Kang Andik sebelumnya pernah bekerja sebagai petugas teknis, staff dan berbagai posisi selama bertugas di Dinas Kehutanan Provinsi Kalimantan Tengah setelah dirinya menyelesaikan studi di SKMA Bogor.
Kang Andik mengatakan bahwa dirinya masih memiliki jiwa muda yang kini meraung diusia senja, menurutnya yang pensiun adalah jabatan dan pekerjaan tetapi semangat dan jiwanya sebagai petualang dan rimbawan tidak pernah mati.
"Yang pensiun ini jabatan dan pekerjaan kita, tapi semangat dan jiwa kita sebagai rimbawan tidak pernah mati, sampai hayat dikandung badan," ujarnya.
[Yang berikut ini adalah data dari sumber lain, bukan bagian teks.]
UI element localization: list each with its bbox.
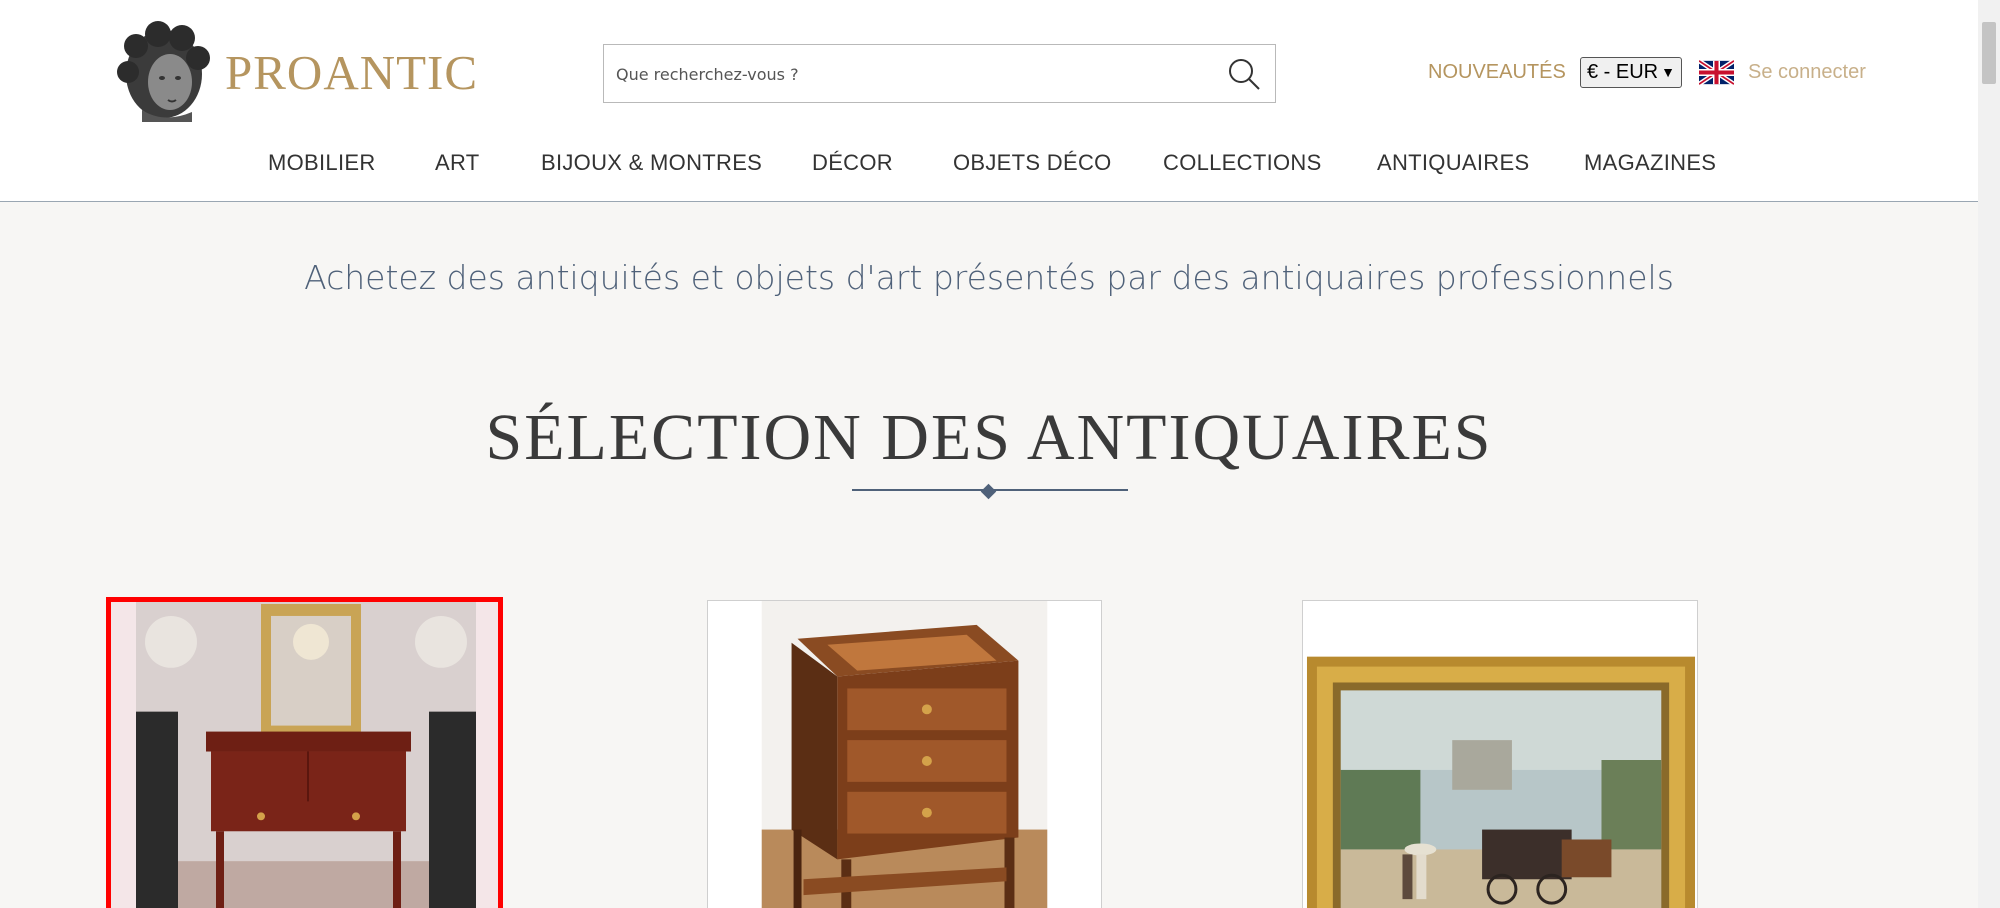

Saat menanyakan apa suka duka selama perjalanan panjangnya tersebut, Kang Andik menjawab.
"suka duka orang sering tanya itu, saya tidak ada dukanya, sukanya banyak kendala paling biasa saja dan sudah diperhitungkan, Kemarin kenangan, besok hanya impian hari ini kenyataan kita nikmati saja," katanya.
Kang Andik mengatakan bahwa sepedanya selama perjalanan telah mengganti ban luar tujuh kali karena sudah gundul tergerus jalan, kampas rem telah berganti tujuh sampai delapan kali.
Tiga kali ganti presneling, empat kali ganti sadel karena robek, stang dua kali patah, rantai dua kali diganti, sepatu boot catepilar saya sudah ganti 5 kali.
"dukanya tidak ada, suka saja, sakit berat belum pernah, paling batuk pilek demam biasa lah, kalau pilek tidak sembuh dalam dua hari biasa cari tukang urut habis itu tidur nyenyak dan besoknya segar lagi," ujarnya sembari tertawa.
Biasanya Kang Andik memulai mengayuh sepeda pada jam tujuh pagi dan berakhir jam lima sore, bersepeda lima jam, empat jam istirahat, jarak tempuh rata-rata satu hari 75 -125 kilometer ditempuhnya.